Religious institutions, said Hamilton, are not “best suited” for ASHA. He said the program’s original purpose was to support centers of excellence in medicine and related fields.

OTHER SCHOOLS RECEIVED GRANTS

A significant portion of the ASHA program is directed toward institutions in the Middle East, and particularly Israel. “I want to get away from that perception” of the program, he said.

In its ASHA application, Sha’alvim stated that its main purpose is “to develop a corps of male scholars, educators and teachers who are encouraged to pursue their careers in development towns and border settlements.”

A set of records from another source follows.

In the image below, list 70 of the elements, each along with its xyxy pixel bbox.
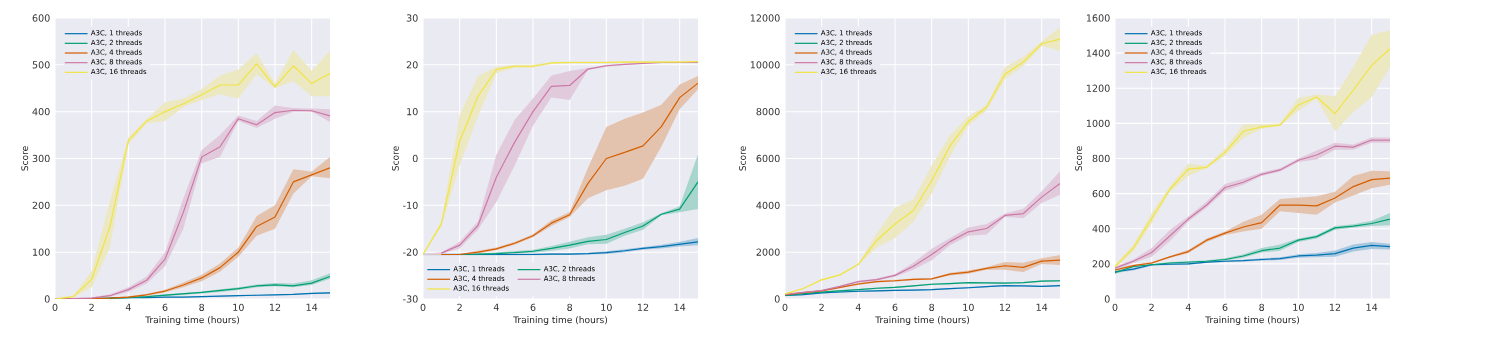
y-tick-label: 500 — [32, 61, 50, 69]
x-tick-label: 12 — [269, 303, 281, 311]
x-tick-label: 4 — [1185, 303, 1191, 311]
x-tick-label: 6 — [530, 303, 536, 311]
x-tick-label: 0 — [52, 303, 58, 311]
x-axis-title: Training time (hours) — [513, 316, 608, 325]
y-tick-label: 1600 — [1086, 14, 1110, 22]
y-tick-label: 300 — [32, 154, 50, 163]
y-tick-label: 200 — [1092, 260, 1110, 268]
y-tick-label: 6000 — [756, 154, 780, 163]
y-tick-label: 0 — [44, 295, 50, 303]
x-tick-label: 4 — [855, 303, 861, 311]
x-tick-label: 2 — [457, 303, 462, 311]
y-tick-label: 400 — [32, 108, 50, 116]
y-axis-title: Score — [1075, 146, 1083, 171]
x-axis-title: Training time (hours) — [145, 316, 240, 325]
x-tick-label: 14 — [674, 303, 686, 311]
x-tick-label: 6 — [892, 303, 898, 311]
x-tick-label: 10 — [601, 303, 612, 311]
x-tick-label: 8 — [567, 303, 573, 311]
x-tick-label: 8 — [199, 303, 205, 311]
y-tick-label: 600 — [32, 14, 50, 22]
x-axis-title: Training time (hours) — [875, 316, 970, 325]
y-axis-title: Score — [21, 146, 29, 171]
y-tick-label: 10000 — [750, 61, 780, 69]
x-tick-label: 4 — [125, 303, 131, 311]
y-axis-title: Score — [391, 146, 399, 171]
x-tick-label: 10 — [963, 303, 974, 311]
y-tick-label: 200 — [32, 201, 50, 209]
x-tick-label: 0 — [420, 303, 426, 311]
y-tick-label: 100 — [33, 248, 50, 256]
x-tick-label: 14 — [1036, 303, 1048, 311]
y-axis-title: Score — [739, 146, 746, 171]
x-tick-label: 14 — [306, 303, 318, 311]
y-tick-label: 800 — [1092, 154, 1110, 163]
x-tick-label: 4 — [493, 303, 499, 311]
y-tick-label: 2000 — [756, 248, 780, 256]
x-tick-label: 12 — [999, 303, 1011, 311]
x-tick-label: 6 — [162, 303, 168, 311]
y-tick-label: 0 — [412, 154, 418, 163]
x-tick-label: 2 — [1149, 303, 1154, 311]
y-tick-label: 1000 — [1086, 119, 1110, 127]
x-tick-label: 8 — [1259, 303, 1265, 311]
x-tick-label: 10 — [233, 303, 244, 311]
y-tick-label: 0 — [774, 295, 780, 303]
y-tick-label: -10 — [403, 201, 418, 209]
y-tick-label: 1200 — [1086, 84, 1110, 92]
x-axis-title: Training time (hours) — [1205, 316, 1300, 325]
x-tick-label: 10 — [1293, 303, 1304, 311]
x-tick-label: 12 — [637, 303, 649, 311]
x-tick-label: 14 — [1366, 303, 1378, 311]
y-tick-label: 30 — [406, 14, 418, 22]
y-tick-label: 4000 — [756, 201, 780, 209]
y-tick-label: 0 — [1104, 295, 1110, 303]
x-tick-label: 2 — [89, 303, 94, 311]
x-tick-label: 0 — [1112, 303, 1118, 311]
x-tick-label: 12 — [1329, 303, 1341, 311]
y-tick-label: -20 — [403, 248, 418, 256]
x-tick-label: 6 — [1222, 303, 1228, 311]
y-tick-label: -30 — [403, 295, 418, 303]
y-tick-label: 10 — [407, 108, 418, 116]
x-tick-label: 0 — [782, 303, 788, 311]
x-tick-label: 2 — [819, 303, 824, 311]
y-tick-label: 400 — [1092, 225, 1110, 233]
y-tick-label: 600 — [1092, 189, 1110, 198]
y-tick-label: 8000 — [756, 108, 780, 116]
x-tick-label: 8 — [929, 303, 935, 311]
y-tick-label: 20 — [406, 61, 418, 69]
y-tick-label: 1400 — [1086, 49, 1110, 57]
y-tick-label: 12000 — [750, 14, 780, 22]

Rabbi Philip Singer, chairman of American Friends of Sha’alvim Educational Center, criticized Hamilton and Obey for quashing his group’s grant, saying they “don’t know what they’re talking about.”

He said the funds would be used to construct dormitories, not to train rabbis or teachers. In the 1986 fiscal year, Sha’alvim received $400,000 from ASHA to construct dormitories.

Hamilton and Obey, to stress their displeasure with the Sha’alvim grant, on Sept. 14 released their July “hold” on two other ASHA grants for Jewish institutions in Israel for the 1989 fiscal year.

They include $1.5 million to build dormitories at the Machon Alte Institute, operated by the Lubavitch movement in Safed, and $500,000 to build classrooms at the Or Hachayim Girls College in Bnei Brak.

Sha’alvim, unlike the other two, was named in a suit filed last year by the American Civil Liberties Union alleging that many ASHA grants violate the constitutional separation between church and state.

Jewish groups have yet to sign on to the suit, although they are considering filing friend-of-the-court briefs when the suit reaches an advanced stage.

Hamilton said his action “was necessary to get people’s attention to this program. We could have blocked everything, but that does not seem to be the right thing to do.”

U.S. Jewish groups that saw their ASHA grants cleared by Hamilton and Obey in early August, as well as by their Senate counterparts, were the Israel Arts and Science Academy, which received $1.5 million to construct dormitories, and the Feinberg Graduate School of the Weizmann Institute of Science in Rehovot, which received $1 million to buy scientific equipment.

In addition, $1.5 million was cleared for the Hadassah Medical Center in Jerusalem, and $900,000 for the Sanz Medical Center in Netanya.